TGVG Blog

What is THAT?!

Mind Bending | November 2, 2023
Mars Sunset

Image credit: NASA/JPL/Texas A&M/Cornell
By Dr. Teri Gee, Director, Barlow Planetarium

Look at this picture. It might look fake, but it’s not! It’s a real photo.

Can you guess what it is? It’s a sunset! Now, you might be thinking that the Sun is way too small and this looks nothing like a sunset. That would be true… if it were taken on Earth.

But it wasn’t! This is a photo taken of a sunset on Mars. The NASA rover called Spirit took this photo on May 9, 2005. The Sun looks so small because Mars is a lot farther away from the Sun than the Earth is. The Earth is about 93 million miles from the Sun while Mars is about 149 million miles from the Sun.

What about the color?

This might seem strange. Mars is often called the Red Planet, but here, we have a bluish hue to the sky as the Sun sinks below the horizon. Why would this be?

First, why is Mars called the Red Planet in the first place?

Well, it’s because it looks red. But why does it look red? This is because Mars has high amounts of iron oxide in its soil. What is iron oxide? It’s rust! So Mars is rusty and there’s so much rust in its soil that even from the Earth, Mars has a distinctly red-orange color to it.

Okay, so Mars is red, but why is its sunset blue?

Interestingly enough, this is because of that same dust only aloft in the atmosphere. On Earth, when the Sun sets, light is scattered through more of the atmosphere. Compared to Mars, the Earth has a thick atmosphere and when the Sun passes through more of it, the blue light is scattered away and the red and orange light is left.
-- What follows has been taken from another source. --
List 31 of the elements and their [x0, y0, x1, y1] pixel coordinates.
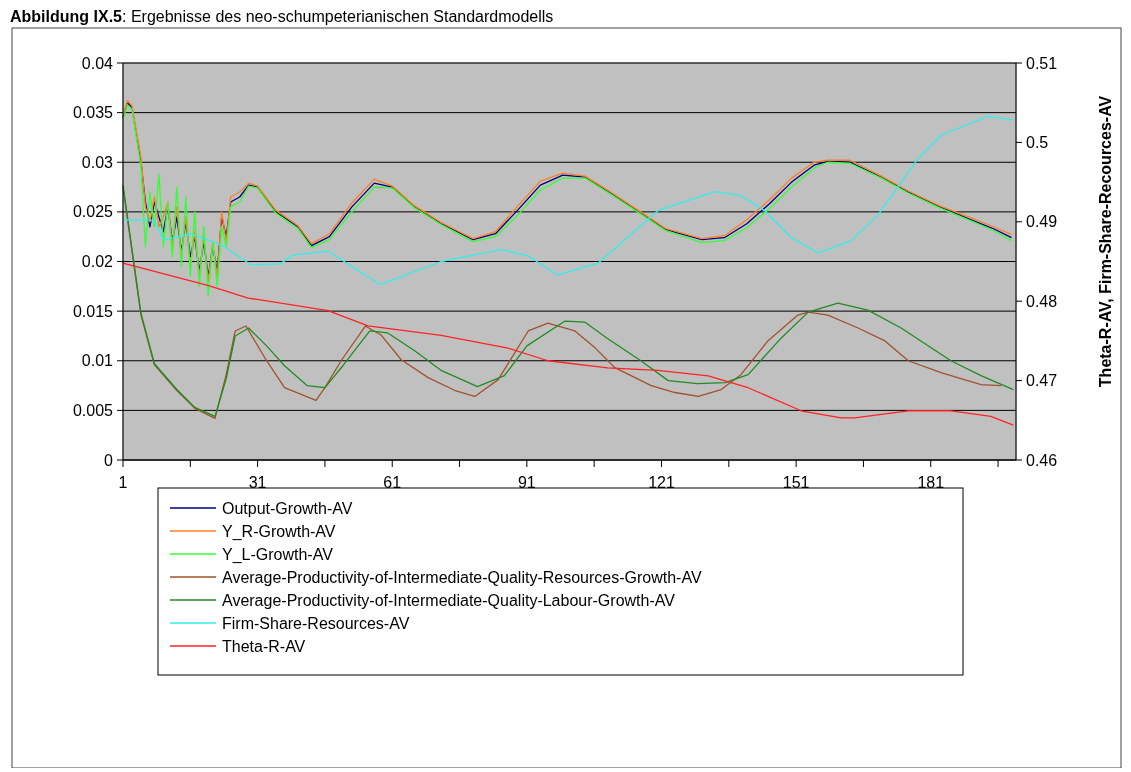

When there’s more dust in the atmosphere, the red and orange colors can be even more vibrant.

On Mars, with its much thinner atmosphere, there is less gas to scatter the light, but there’s a lot of dust and those particles of dust are very, very small, so small that when the light hits them the blue color isn’t scattered as much as it is on Earth. When the Sun is setting on Mars, the light hits those tiny dust particles and in the direction of the Sun, we see the blue color.